The request is for a Client-Side feature for the mobile app that utilizes the device's native capabilities.
The Goal
For the Android app to open an epub and use the device's native System TTS (or a user-selected engine) to read the text aloud. This playback should behave exactly like a standard audio player, appearing in the notification shade, continuing playback with the screen off, responding to Bluetooth controls, and syncing progress to the server.
Technical Implementation
This feature would likely require integrating the standard Android TTS engine into a Foreground Service that manages a MediaSession.
Text-to-Speech: The app would utilize the
TextToSpeechclass. This allows the app to offload generation to the user's preferred installed engine (supporting modern Neural/AI on-device models without extra app overhead).Media Controls: To ensure the TTS acts like a media player (lock screen controls, Bluetooth play/pause), the audio stream must be managed via a
MediaSession(orMediaSessionServicein Media3).Background Playback: To keep reading while the screen is off, the app must run a Foreground Service with the
mediaPlaybacktype.Progress Syncing: The
UtteranceProgressListenercan be used to track which sentence/paragraph is currently being spoken, allowing the app to calculate progress and sync it back to the AudioBookShelf server.@uniquePWD commented on GitHub (Feb 15, 2026):
I've been following the progress on PR #1747 (Media3 Architecture), and it looks fantastic.

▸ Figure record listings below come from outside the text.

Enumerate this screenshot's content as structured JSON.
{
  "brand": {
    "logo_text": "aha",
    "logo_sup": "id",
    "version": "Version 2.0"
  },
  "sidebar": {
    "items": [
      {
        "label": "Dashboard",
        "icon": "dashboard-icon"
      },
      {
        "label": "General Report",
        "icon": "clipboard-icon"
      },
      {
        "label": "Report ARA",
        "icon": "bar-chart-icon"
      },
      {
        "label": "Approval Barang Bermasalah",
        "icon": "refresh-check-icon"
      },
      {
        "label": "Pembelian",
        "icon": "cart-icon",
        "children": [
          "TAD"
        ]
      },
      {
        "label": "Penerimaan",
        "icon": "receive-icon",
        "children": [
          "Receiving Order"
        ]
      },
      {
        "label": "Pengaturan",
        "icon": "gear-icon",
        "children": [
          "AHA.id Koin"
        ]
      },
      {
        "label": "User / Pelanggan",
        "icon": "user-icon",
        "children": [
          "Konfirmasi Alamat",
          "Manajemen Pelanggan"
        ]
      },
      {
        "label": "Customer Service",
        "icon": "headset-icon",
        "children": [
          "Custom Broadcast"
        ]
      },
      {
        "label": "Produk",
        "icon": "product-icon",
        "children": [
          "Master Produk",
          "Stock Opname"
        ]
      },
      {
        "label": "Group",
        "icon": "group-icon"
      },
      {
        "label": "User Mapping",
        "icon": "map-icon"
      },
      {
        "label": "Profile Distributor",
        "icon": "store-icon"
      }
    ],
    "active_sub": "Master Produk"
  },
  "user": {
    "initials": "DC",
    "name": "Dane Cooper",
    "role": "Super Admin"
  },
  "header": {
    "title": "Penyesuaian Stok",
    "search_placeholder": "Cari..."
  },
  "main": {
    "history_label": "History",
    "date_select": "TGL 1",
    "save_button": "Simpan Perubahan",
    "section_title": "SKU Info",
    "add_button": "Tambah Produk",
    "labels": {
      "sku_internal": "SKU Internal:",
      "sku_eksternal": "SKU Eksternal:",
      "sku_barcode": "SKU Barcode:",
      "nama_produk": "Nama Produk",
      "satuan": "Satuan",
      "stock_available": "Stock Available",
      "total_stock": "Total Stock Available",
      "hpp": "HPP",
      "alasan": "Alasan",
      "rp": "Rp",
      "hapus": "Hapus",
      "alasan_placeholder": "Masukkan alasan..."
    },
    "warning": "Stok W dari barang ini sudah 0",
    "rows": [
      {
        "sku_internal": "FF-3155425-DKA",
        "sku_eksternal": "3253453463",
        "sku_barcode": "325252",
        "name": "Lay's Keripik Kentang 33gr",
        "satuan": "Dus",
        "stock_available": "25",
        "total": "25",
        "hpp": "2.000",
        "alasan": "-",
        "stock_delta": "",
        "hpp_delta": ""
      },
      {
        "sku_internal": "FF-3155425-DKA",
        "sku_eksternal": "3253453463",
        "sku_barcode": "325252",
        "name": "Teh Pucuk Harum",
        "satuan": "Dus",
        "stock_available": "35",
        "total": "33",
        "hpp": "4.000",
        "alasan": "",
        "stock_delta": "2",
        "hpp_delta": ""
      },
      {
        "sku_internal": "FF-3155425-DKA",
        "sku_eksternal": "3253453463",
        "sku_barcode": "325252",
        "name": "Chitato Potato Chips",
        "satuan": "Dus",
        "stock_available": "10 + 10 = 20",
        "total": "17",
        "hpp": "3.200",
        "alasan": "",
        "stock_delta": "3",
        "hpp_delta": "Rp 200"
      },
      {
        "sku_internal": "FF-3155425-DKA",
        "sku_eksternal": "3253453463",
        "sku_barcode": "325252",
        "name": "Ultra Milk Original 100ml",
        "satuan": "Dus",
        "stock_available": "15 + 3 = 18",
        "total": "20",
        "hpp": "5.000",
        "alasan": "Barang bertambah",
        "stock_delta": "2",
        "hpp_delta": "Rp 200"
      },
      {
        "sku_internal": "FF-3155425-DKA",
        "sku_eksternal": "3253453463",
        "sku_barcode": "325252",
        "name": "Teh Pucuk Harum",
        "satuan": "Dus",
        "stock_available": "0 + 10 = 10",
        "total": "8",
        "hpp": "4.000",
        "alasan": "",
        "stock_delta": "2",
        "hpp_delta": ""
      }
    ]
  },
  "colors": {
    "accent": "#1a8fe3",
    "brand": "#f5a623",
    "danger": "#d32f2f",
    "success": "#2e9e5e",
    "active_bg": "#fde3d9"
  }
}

Just wanted to note that the move to Media3 and MediaSessionService effectively solves the biggest technical hurdle for this request. With that architecture in place, plugging in a Local TTS engine as a playback source becomes much cleaner since the MediaSession handling and background service logic are now standardized.
Exciting to see the groundwork being laid!
@iredmedia commented on GitHub (Feb 23, 2026):
@uniquePWD Link seems wrong? Links to "Add dutch translation".
@uniquePWD commented on GitHub (Feb 23, 2026):
Try this link: https://github.com/advplyr/audiobookshelf-app/pull/1747/commits/
@v4u6h4n commented on GitHub (Mar 15, 2026):
I would love to be able to have TTS speech options with ebooks. There is just so much of what I read that isn't available in audiobook form, and I am really not happy with the options on linux for listening to ebooks.